"Real and timely intelligence sharing work has begun," Ali Babacan said.
At a meeting between Turkish Prime Minister Recep Tayyip Erdogan and George W. Bush in Washington on November 5, the U.S. leader pledged to share military intelligence with Ankara on Kurdish militants.
The separatist PKK, which has killed around 40 Turkish troops and civilians since late September, is considered a terrorist organization by both Turkey and the U.S.
On Wednesday national media quoted Erdogan as saying that the Turkish army will launch a cross-border operation against Kurdish militants in northern Iraq before weather conditions worsen.
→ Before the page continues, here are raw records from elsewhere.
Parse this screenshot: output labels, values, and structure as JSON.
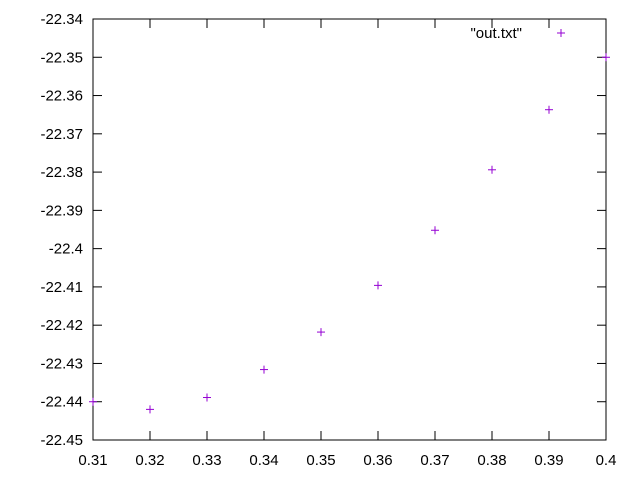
{
  "chart_data": {
    "type": "scatter",
    "title": "",
    "xlabel": "",
    "ylabel": "",
    "xlim": [
      0.31,
      0.4
    ],
    "ylim": [
      -22.45,
      -22.34
    ],
    "x_ticks": [
      "0.31",
      "0.32",
      "0.33",
      "0.34",
      "0.35",
      "0.36",
      "0.37",
      "0.38",
      "0.39",
      "0.4"
    ],
    "y_ticks": [
      "-22.34",
      "-22.35",
      "-22.36",
      "-22.37",
      "-22.38",
      "-22.39",
      "-22.4",
      "-22.41",
      "-22.42",
      "-22.43",
      "-22.44",
      "-22.45"
    ],
    "grid": false,
    "legend_position": "top-right",
    "series": [
      {
        "name": "\"out.txt\"",
        "color": "#9400d3",
        "marker": "plus",
        "x": [
          0.31,
          0.32,
          0.33,
          0.34,
          0.35,
          0.36,
          0.37,
          0.38,
          0.39,
          0.4
        ],
        "y": [
          -22.44,
          -22.442,
          -22.4389,
          -22.4316,
          -22.4218,
          -22.4096,
          -22.3952,
          -22.3794,
          -22.3637,
          -22.35
        ]
      }
    ]
  }
}
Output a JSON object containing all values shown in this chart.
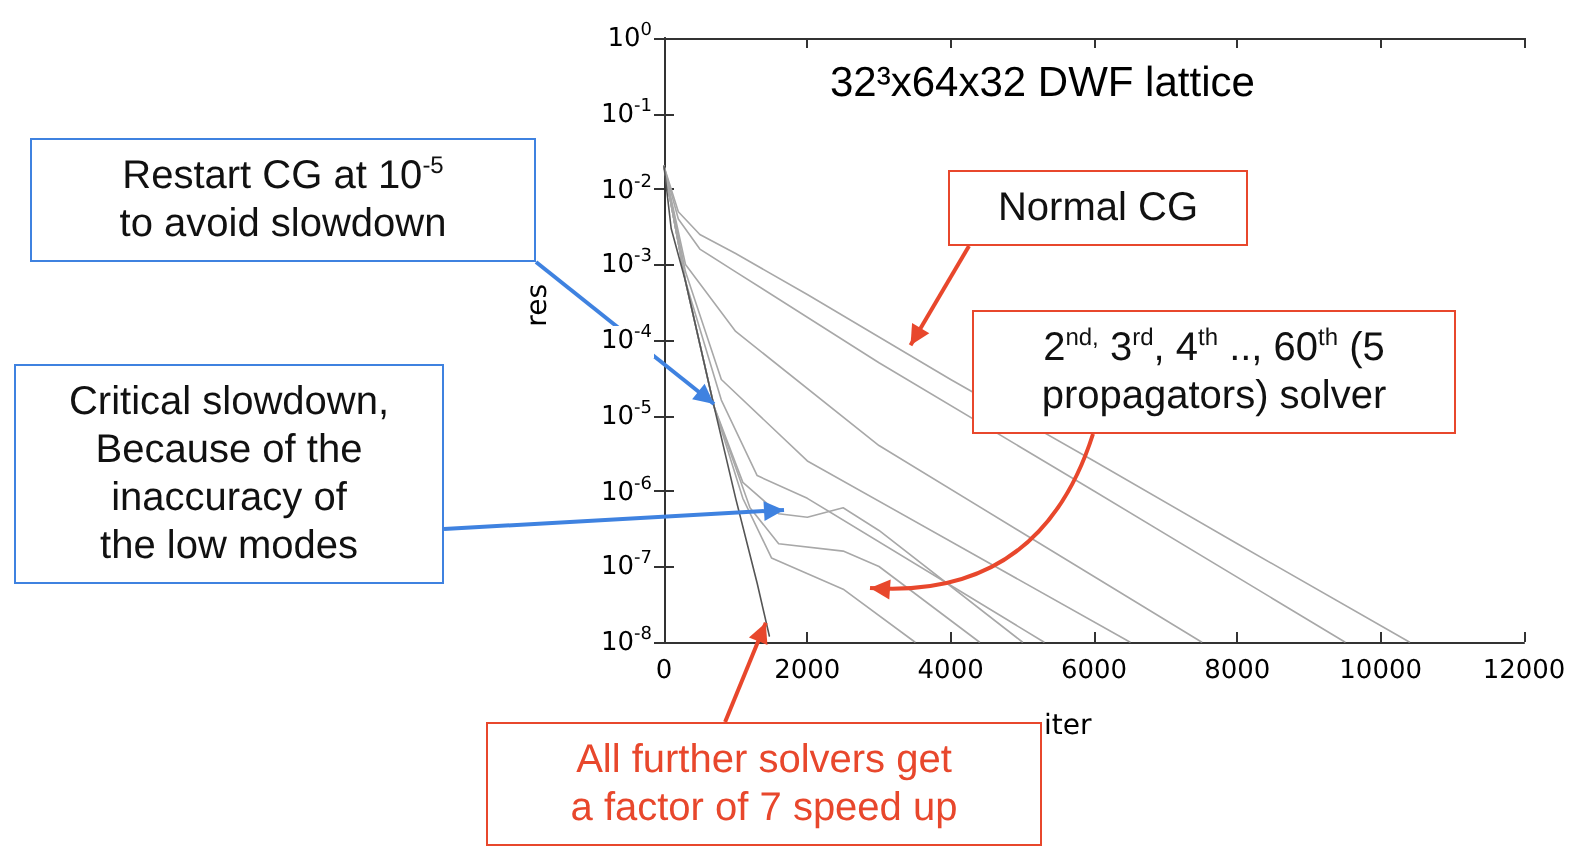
{
  "chart_data": {
    "type": "line",
    "title": "32³x64x32 DWF lattice",
    "xlabel": "iter",
    "ylabel": "res",
    "log": "y",
    "grid": false,
    "marker": "none",
    "line_style": "solid",
    "xlim": [
      0,
      12000
    ],
    "xticks": [
      0,
      2000,
      4000,
      6000,
      8000,
      10000,
      12000
    ],
    "ylim": [
      1e-08,
      1
    ],
    "yticks": [
      {
        "value": 1,
        "label": "10$^{0}$"
      },
      {
        "value": 0.1,
        "label": "10$^{-1}$"
      },
      {
        "value": 0.01,
        "label": "10$^{-2}$"
      },
      {
        "value": 0.001,
        "label": "10$^{-3}$"
      },
      {
        "value": 0.0001,
        "label": "10$^{-4}$"
      },
      {
        "value": 1e-05,
        "label": "10$^{-5}$"
      },
      {
        "value": 1e-06,
        "label": "10$^{-6}$"
      },
      {
        "value": 1e-07,
        "label": "10$^{-7}$"
      },
      {
        "value": 1e-08,
        "label": "10$^{-8}$"
      }
    ],
    "series": [
      {
        "color": "#a8a8a8",
        "x": [
          0,
          200,
          500,
          1000,
          2000,
          4000,
          6000,
          8000,
          10400
        ],
        "values": [
          0.02,
          0.005,
          0.0025,
          0.0014,
          0.0004,
          3e-05,
          2.5e-06,
          2e-07,
          1e-08
        ]
      },
      {
        "color": "#a8a8a8",
        "x": [
          0,
          200,
          500,
          1000,
          3000,
          6000,
          9500
        ],
        "values": [
          0.02,
          0.004,
          0.0016,
          0.0008,
          5e-05,
          1e-06,
          1e-08
        ]
      },
      {
        "color": "#a8a8a8",
        "x": [
          0,
          300,
          1000,
          3000,
          7500
        ],
        "values": [
          0.02,
          0.001,
          0.00013,
          4e-06,
          1e-08
        ]
      },
      {
        "color": "#a8a8a8",
        "x": [
          0,
          300,
          800,
          2000,
          6500
        ],
        "values": [
          0.02,
          0.0008,
          3e-05,
          2.5e-06,
          1e-08
        ]
      },
      {
        "color": "#a8a8a8",
        "x": [
          0,
          300,
          800,
          1300,
          2000,
          5300
        ],
        "values": [
          0.02,
          0.0006,
          1.6e-05,
          1.6e-06,
          8e-07,
          1e-08
        ]
      },
      {
        "color": "#a8a8a8",
        "x": [
          0,
          300,
          700,
          1100,
          1600,
          2000,
          2500,
          3000,
          5000
        ],
        "values": [
          0.02,
          0.0006,
          1.3e-05,
          1.3e-06,
          5e-07,
          4.5e-07,
          6e-07,
          3e-07,
          1e-08
        ]
      },
      {
        "color": "#a8a8a8",
        "x": [
          0,
          300,
          700,
          1200,
          1600,
          2500,
          3000,
          4400
        ],
        "values": [
          0.02,
          0.0006,
          1.3e-05,
          6e-07,
          2e-07,
          1.6e-07,
          1e-07,
          1e-08
        ]
      },
      {
        "color": "#a8a8a8",
        "x": [
          0,
          300,
          700,
          1100,
          1500,
          2500,
          3500
        ],
        "values": [
          0.02,
          0.0006,
          1.3e-05,
          8e-07,
          1.3e-07,
          5e-08,
          1e-08
        ]
      },
      {
        "color": "#555555",
        "x": [
          0,
          100,
          300,
          700,
          1000,
          1300,
          1470
        ],
        "values": [
          0.02,
          0.003,
          0.0006,
          1.3e-05,
          8e-07,
          6e-08,
          1.2e-08
        ]
      }
    ],
    "annotations": [
      "Restart CG at 10$^{-5}$ to avoid slowdown",
      "Critical slowdown, Because of the inaccuracy of the low modes",
      {
        "text": "Normal CG",
        "x": 3440,
        "y": 8.5e-05
      },
      "2$^{nd,}$ 3$^{rd}$, 4$^{th}$ .., 60$^{th}$ (5 propagators) solver",
      {
        "text": "All further solvers get a factor of 7 speed up",
        "x": 1420,
        "y": 1.8e-08
      }
    ]
  }
}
"The time for the carrying out of the operation is approaching. The operation will begin before the weather conditions worsen, [before] winter," Recep Tayyip Erdogan was quoted by the Zaman newspaper as saying.
Commentators say the prime minister's remarks indicate that the operation could start in the very near future, although Erdogan has yet to provide a time frame.
However, the president of Iraq said on Wednesday that the crisis on the Iraqi-Turkish border "is effectively over".
In an interview with the Cairo-based Al-Ahram weekly newspaper, Jalal Talabani said that an Iraqi delegation at a recent conference in Istanbul had managed to convince the Turkish leadership that Baghdad was "fighting against the Kurdistan Workers Party" based in northern Iraq.
In mid-October, Turkey's parliament sanctioned military cross-border operations against PKK separatists following an earlier government request and despite opposition from Washington and Baghdad.